SONUÇ : Yukarıda açıklanan nedenlerle, davalı ( alacaklı ) Ş. Factoring A.Ş'nin temyiz itirazlarının kabulüyle hükmün BOZULMASINA peşin alınan harcın istek halinde temyiz eden davacı 3. kişiye geri verilmesine, 11.02.2010 gününde oybirliğiyle karar verildi.



T.C.
YARGITAY
12. HUKUK DAİRESİ
E. 2009/29026
K. 2010/466
T. 14.1.2010

2004/m.96, 97, 99

DAVA : Mahkeme kararının müddeti içinde temyizen tetkiki alacaklı vekili tarafından istenmesi üzerine; bu işle ilgili dosya mahallinden daireye gönderilmiş olmakla okundu ve gereği görüşülüp düşünüldü:

KARAR : Şikayetçi üçüncü kişi, aynı adrese daha önce hacze gelindiğini, istihkak iddiaları üzerine alacaklı vekiline istihkak davası açmak üzere icra müdürlüğünce 7 gün süre verildiğini, buna rağmen istihkak davası açılmadan alacaklı vekilinin talebiyle aynı adreste ek haciz ve muhafaza kararı verilerek, 16.09.2008 tarihinde hacze gelindiğini, borcu ödemek zorunda kaldıklarını beyan ederek icra müdürlüğünün haciz kararının kaldırılmasını ve haciz baskısıyla ödemek zorunda kaldıkları 5767,45. YTL'nin iadesini talep etmiştir.

Daha önce haciz yapılan adreste 3. kişinin istihkak iddiasında bulunmuş olması, alacaklı vekilince aynı adreste ek haciz talebinde bulunulmasına engel değildir. 3. kişi takipte taraf olmayıp icra müdürünün aldığı haciz kararının iptalini isteyemez. Ancak hacze gelindiğinde İİK'nun 96-97-99. maddeleri uyarınca istihkak iddiasında bulunabilir. 3. kişi, borçlunun borcunu ödemek zorunda olmayıp, yaptığı ödemeyi şikayet yoluyla geri isteyemez. Kaldı ki 16.09.2008 tarihli şikayete konu haciz işleminin gerçekleştiği adres de, 3. kişinin ticaret sicilinde kayıtlı adresinden farklı bir adrestir. O halde mahkemece şikayetin reddi gerekirken yazılı şekilde hüküm tesisi isabetsiz olduğu gibi, alacaklıya ödenen 5767,45. YTL'nin iadesi yargılamayı gerektirdiğinden bu paranın geri ödenmesine karar verilmesi de doğru değildir.

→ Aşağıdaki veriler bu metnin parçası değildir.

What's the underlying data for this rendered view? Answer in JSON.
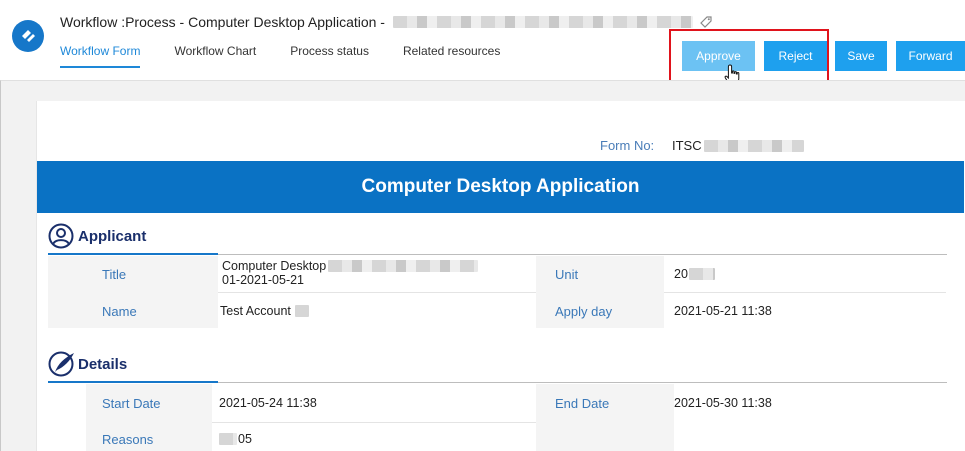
{
  "header": {
    "title": "Workflow :Process - Computer Desktop Application -",
    "tabs": [
      "Workflow Form",
      "Workflow Chart",
      "Process status",
      "Related resources"
    ],
    "buttons": {
      "approve": "Approve",
      "reject": "Reject",
      "save": "Save",
      "forward": "Forward"
    }
  },
  "form": {
    "form_no_label": "Form No:",
    "form_no_value": "ITSC",
    "banner_title": "Computer Desktop Application"
  },
  "applicant": {
    "section_title": "Applicant",
    "title_label": "Title",
    "title_value_line1": "Computer Desktop",
    "title_value_line2": "01-2021-05-21",
    "unit_label": "Unit",
    "unit_value": "20",
    "name_label": "Name",
    "name_value": "Test Account",
    "apply_day_label": "Apply day",
    "apply_day_value": "2021-05-21 11:38"
  },
  "details": {
    "section_title": "Details",
    "start_date_label": "Start Date",
    "start_date_value": "2021-05-24 11:38",
    "end_date_label": "End Date",
    "end_date_value": "2021-05-30 11:38",
    "reasons_label": "Reasons",
    "reasons_value": "05"
  },
  "colors": {
    "accent": "#1e88d8",
    "banner": "#0a72c4",
    "button": "#1ea0ee",
    "highlight": "#e0131c"
  },
  "icons": [
    "app-logo-icon",
    "tag-icon",
    "user-circle-icon",
    "quill-pen-icon",
    "hand-cursor-icon"
  ]
}
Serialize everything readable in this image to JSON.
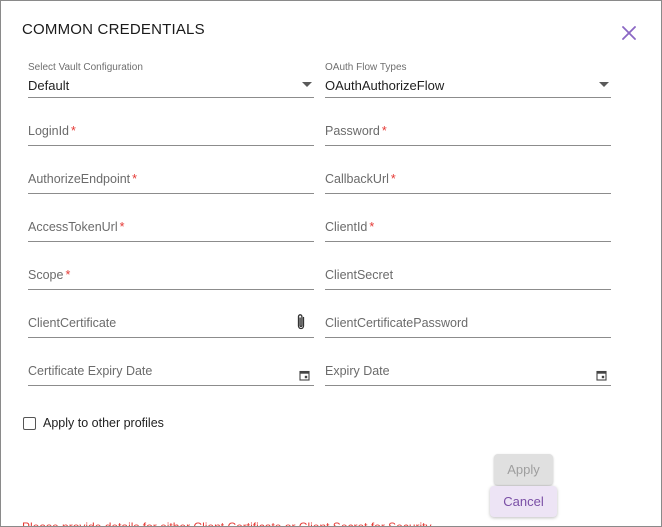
{
  "dialog": {
    "title": "COMMON CREDENTIALS",
    "close_icon": "close-icon"
  },
  "vault": {
    "label": "Select Vault Configuration",
    "value": "Default",
    "options_visible": [
      "Default"
    ]
  },
  "oauth_flow": {
    "label": "OAuth Flow Types",
    "value": "OAuthAuthorizeFlow",
    "options_visible": [
      "OAuthAuthorizeFlow"
    ]
  },
  "fields": {
    "login_id": {
      "label": "LoginId",
      "required": "*"
    },
    "password": {
      "label": "Password",
      "required": "*"
    },
    "authorize_endpoint": {
      "label": "AuthorizeEndpoint",
      "required": "*"
    },
    "callback_url": {
      "label": "CallbackUrl",
      "required": "*"
    },
    "access_token_url": {
      "label": "AccessTokenUrl",
      "required": "*"
    },
    "client_id": {
      "label": "ClientId",
      "required": "*"
    },
    "scope": {
      "label": "Scope",
      "required": "*"
    },
    "client_secret": {
      "label": "ClientSecret"
    },
    "client_certificate": {
      "label": "ClientCertificate",
      "icon": "paperclip-icon"
    },
    "client_certificate_password": {
      "label": "ClientCertificatePassword"
    },
    "certificate_expiry_date": {
      "label": "Certificate Expiry Date",
      "icon": "calendar-icon"
    },
    "expiry_date": {
      "label": "Expiry Date",
      "icon": "calendar-icon"
    }
  },
  "apply_other_profiles": {
    "label": "Apply to other profiles",
    "checked": false
  },
  "buttons": {
    "apply": "Apply",
    "cancel": "Cancel"
  },
  "error": {
    "text": "Please provide details for either Client Certificate or Client Secret for Security"
  },
  "colors": {
    "required": "#e53935",
    "accent": "#7a4fa6",
    "close": "#8b67c4"
  }
}
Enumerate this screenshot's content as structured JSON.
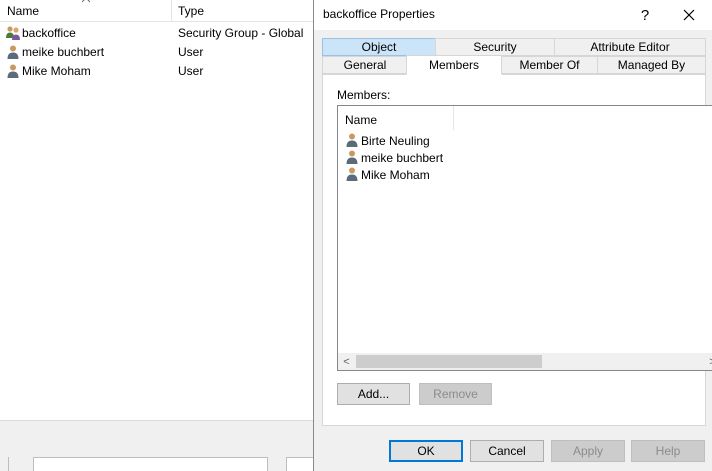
{
  "background_list": {
    "columns": {
      "name": "Name",
      "type": "Type"
    },
    "rows": [
      {
        "name": "backoffice",
        "type": "Security Group - Global",
        "icon": "group-icon"
      },
      {
        "name": "meike buchbert",
        "type": "User",
        "icon": "user-icon"
      },
      {
        "name": "Mike Moham",
        "type": "User",
        "icon": "user-icon"
      }
    ]
  },
  "dialog": {
    "title": "backoffice Properties",
    "help_label": "?",
    "close_label": "✕",
    "tabs_row1": [
      "Object",
      "Security",
      "Attribute Editor"
    ],
    "tabs_row2": [
      "General",
      "Members",
      "Member Of",
      "Managed By"
    ],
    "selected_tab": "Members",
    "members_label": "Members:",
    "list_header": "Name",
    "members": [
      {
        "name": "Birte Neuling",
        "icon": "user-icon"
      },
      {
        "name": "meike buchbert",
        "icon": "user-icon"
      },
      {
        "name": "Mike Moham",
        "icon": "user-icon"
      }
    ],
    "scroll_left": "<",
    "scroll_right": ">",
    "add_label": "Add...",
    "remove_label": "Remove",
    "ok_label": "OK",
    "cancel_label": "Cancel",
    "apply_label": "Apply",
    "help_button_label": "Help"
  },
  "colors": {
    "accent": "#0078d7",
    "tab_highlight": "#cce4f7",
    "dialog_bg": "#f0f0f0"
  }
}
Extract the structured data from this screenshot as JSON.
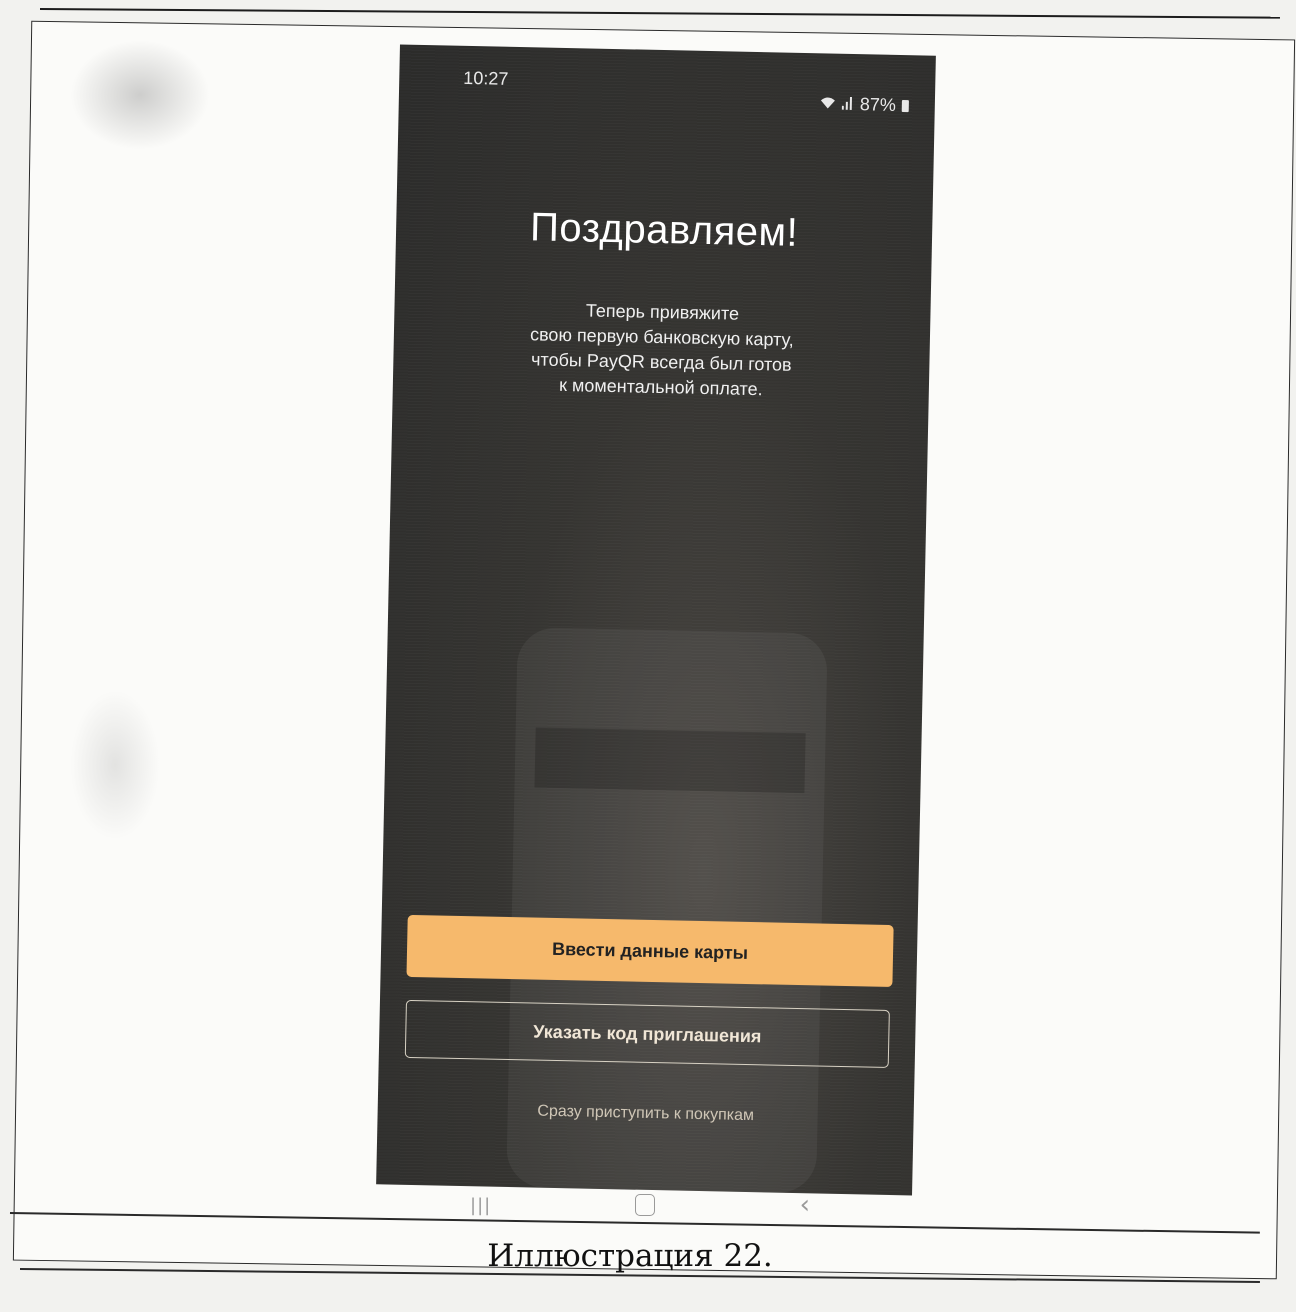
{
  "status_bar": {
    "time": "10:27",
    "battery": "87%",
    "icons": [
      "wifi-icon",
      "signal-icon",
      "battery-icon"
    ]
  },
  "screen": {
    "headline": "Поздравляем!",
    "subtext_lines": [
      "Теперь привяжите",
      "свою первую банковскую карту,",
      "чтобы PayQR всегда был готов",
      "к моментальной оплате."
    ],
    "primary_button": "Ввести данные карты",
    "secondary_button": "Указать код приглашения",
    "skip_link": "Сразу приступить к покупкам"
  },
  "nav_bar": {
    "recent": "|||",
    "back": "‹"
  },
  "caption": "Иллюстрация 22.",
  "colors": {
    "primary_button": "#f6b96c",
    "screen_background": "#353431"
  }
}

SONUÇ : Alacaklı vekilinin temyiz itirazlarının kabulü ile mahkeme kararının yukarıda yazılı nedenlerle İİK. 366 ve HUMK.'nun 428. maddeleri uyarınca BOZULMASINA, 14.01.2010 gününde oybirliği ile karar verildi.



T.C.
YARGITAY
15. HUKUK DAİRESİ
E. 1994/6177
K. 1994/7611
T. 19.12.1994

2004/m.96

DAVA : Yukarıda tarih ve numarası yazılı hükmün, temyizen tetkiki davalı alacaklı vekili tarafından istenmiş ve temyiz dilekçesinin süresi içinde verildiği anlaşılmış olmakla dosyadaki kağıtlar okundu gereği konuşulup düşünüldü:

KARAR : 1-Borçlu Yusuf Selvi aleyhine yapılan icra takibi sonucu haczedilen malların kendisine ait olduğu iddiası ile üçüncü kişi tarafından istihkak davası davalı alacaklı vekilince de karşı dava olarak iptal davası ikame edilmiş 3. şahsın istihkak davası merciince kabul, alacaklının iptal davası red edilmiş, karar davalı alacaklı tarafından temyiz edilmiştir.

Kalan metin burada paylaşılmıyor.